Al volver a la celda habían dejado junto a su cama el desayuno, pero no quiso comer nada. Preguntó la hora, y esta vez sí se la dijeron: las ocho y cuarenta de la mañana. «Me quedan veinte minutos», pensó. Casi al instante, llegaron el gobernador de la prisión, junto con el sheriff y tres hombres vestidos de civil, uno de ellos sin duda el médico que constataría su muerte, algún funcionario de la Corona, y el verdugo con su joven ayudante. Mr. Ellis, hombre más bien bajo y fortachón, vestía también de oscuro, como los otros, pero llevaba las mangas de la chaqueta remangadas para trabajar con más comodidad. Traía una cuerda enrollada en el brazo. En su voz educada y carrasposa le pidió que pusiera sus manos a la espalda porque debía atárselas. Mientras se las amarraba, Mr. Ellis le hizo una pregunta que le pareció absurda: «¿Le hago daño?». Negó con la cabeza.
Father Carey y father MacCarroll se habían puesto a rezar letanías en voz alta. Siguieron rezándolas mientras lo acompañaban, cada uno a su lado, en el largo recorrido por sectores de la prisión que él desconocía: escaleras, pasillos, un pequeño patio, todo desierto. Roger apenas advertía los lugares que iban dejando atrás. Rezaba y respondía a las letanías y se sentía contento de que sus pasos fueran firmes y de que no se le escapara un sollozo ni una lágrima. A ratos cerraba los ojos y pedía clemencia a Dios, pero quien aparecía en su mente era el rostro de Anne Jephson.
Por fin salieron a un descampado inundado de sol. Los esperaba un pelotón de guardias armados. Rodeaban una armazón cuadrada de madera, con una pequeña escalerilla de ocho o diez peldaños. El gobernador leyó unas frases, sin duda la sentencia, a lo que Roger no prestó atención. Luego le preguntó si quería decir algo.
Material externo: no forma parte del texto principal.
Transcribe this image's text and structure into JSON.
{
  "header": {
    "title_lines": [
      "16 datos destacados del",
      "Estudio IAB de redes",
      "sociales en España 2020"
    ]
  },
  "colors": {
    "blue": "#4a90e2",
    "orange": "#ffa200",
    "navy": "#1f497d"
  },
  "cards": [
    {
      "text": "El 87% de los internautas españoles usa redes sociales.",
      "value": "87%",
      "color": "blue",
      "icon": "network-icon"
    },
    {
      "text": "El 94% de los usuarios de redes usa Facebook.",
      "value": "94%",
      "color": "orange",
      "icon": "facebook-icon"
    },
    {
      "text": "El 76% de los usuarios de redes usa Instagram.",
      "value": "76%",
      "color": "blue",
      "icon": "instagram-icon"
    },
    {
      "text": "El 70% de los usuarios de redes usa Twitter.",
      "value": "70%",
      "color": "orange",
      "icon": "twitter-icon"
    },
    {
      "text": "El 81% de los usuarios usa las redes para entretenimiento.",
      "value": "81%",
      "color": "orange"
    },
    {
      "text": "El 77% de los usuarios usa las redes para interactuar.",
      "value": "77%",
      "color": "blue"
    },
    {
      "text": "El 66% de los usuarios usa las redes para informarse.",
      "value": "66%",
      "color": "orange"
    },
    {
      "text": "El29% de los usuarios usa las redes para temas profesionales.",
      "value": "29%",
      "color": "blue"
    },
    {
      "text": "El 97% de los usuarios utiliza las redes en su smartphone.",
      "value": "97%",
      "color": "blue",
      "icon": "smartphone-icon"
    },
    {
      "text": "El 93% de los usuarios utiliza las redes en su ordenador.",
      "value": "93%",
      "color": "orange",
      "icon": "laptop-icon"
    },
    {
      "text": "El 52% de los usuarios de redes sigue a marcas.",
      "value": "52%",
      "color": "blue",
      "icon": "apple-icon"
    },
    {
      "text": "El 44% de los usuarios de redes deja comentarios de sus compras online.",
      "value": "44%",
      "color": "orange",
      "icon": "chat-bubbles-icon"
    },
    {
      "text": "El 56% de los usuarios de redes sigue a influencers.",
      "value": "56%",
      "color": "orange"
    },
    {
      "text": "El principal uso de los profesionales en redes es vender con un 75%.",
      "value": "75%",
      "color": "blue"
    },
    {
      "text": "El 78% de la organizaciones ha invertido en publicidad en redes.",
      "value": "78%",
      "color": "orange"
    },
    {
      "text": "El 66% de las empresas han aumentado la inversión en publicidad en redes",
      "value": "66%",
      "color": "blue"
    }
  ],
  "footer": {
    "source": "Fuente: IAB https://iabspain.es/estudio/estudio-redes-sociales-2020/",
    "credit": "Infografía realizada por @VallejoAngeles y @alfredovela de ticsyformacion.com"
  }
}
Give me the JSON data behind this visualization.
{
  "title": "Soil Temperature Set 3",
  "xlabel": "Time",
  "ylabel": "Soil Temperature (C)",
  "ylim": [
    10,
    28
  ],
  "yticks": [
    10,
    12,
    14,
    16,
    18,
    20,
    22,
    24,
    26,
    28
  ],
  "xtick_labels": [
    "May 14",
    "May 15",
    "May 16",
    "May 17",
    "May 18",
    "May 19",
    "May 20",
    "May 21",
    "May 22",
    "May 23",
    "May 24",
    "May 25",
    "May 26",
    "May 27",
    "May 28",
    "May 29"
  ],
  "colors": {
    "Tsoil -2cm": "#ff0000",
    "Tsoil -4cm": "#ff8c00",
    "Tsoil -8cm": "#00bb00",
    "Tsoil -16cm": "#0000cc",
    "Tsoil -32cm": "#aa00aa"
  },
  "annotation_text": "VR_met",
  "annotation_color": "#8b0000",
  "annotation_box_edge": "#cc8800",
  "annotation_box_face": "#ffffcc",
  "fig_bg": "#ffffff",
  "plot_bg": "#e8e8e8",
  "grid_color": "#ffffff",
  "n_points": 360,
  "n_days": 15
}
Él negó con la cabeza, pero, entre dientes, murmuró: «Irlanda». Se volvió a los sacerdotes y ambos lo abrazaron. El padre Carey le dio la bendición.
Entonces, Mr. Ellis se acercó y le pidió que se agachara para poder vendarle los ojos, pues Roger era demasiado alto para él. Se inclinó y mientras el verdugo le ponía la venda que lo sumió en la oscuridad le pareció que los dedos de Mr. Ellis eran ahora menos firmes, menos dueños de sí mismos, que cuando le ataron las manos. Cogiéndolo del brazo, el verdugo le hizo subir los peldaños hacia la plataforma, despacio para que no fuera a tropezar.
Escuchó unos movimientos, rezos de los sacerdotes y, por fin, otra vez, un susurro de Mr. Ellis pidiéndole que bajara la cabeza y se inclinara algo, please, sir. Lo hizo, y, entonces, sintió que le había puesto la soga alrededor del cuello. Todavía alcanzó a oír por última vez un susurro de Mr. Ellis: «Si contiene la respiración, será más rápido, sir». Le obedeció.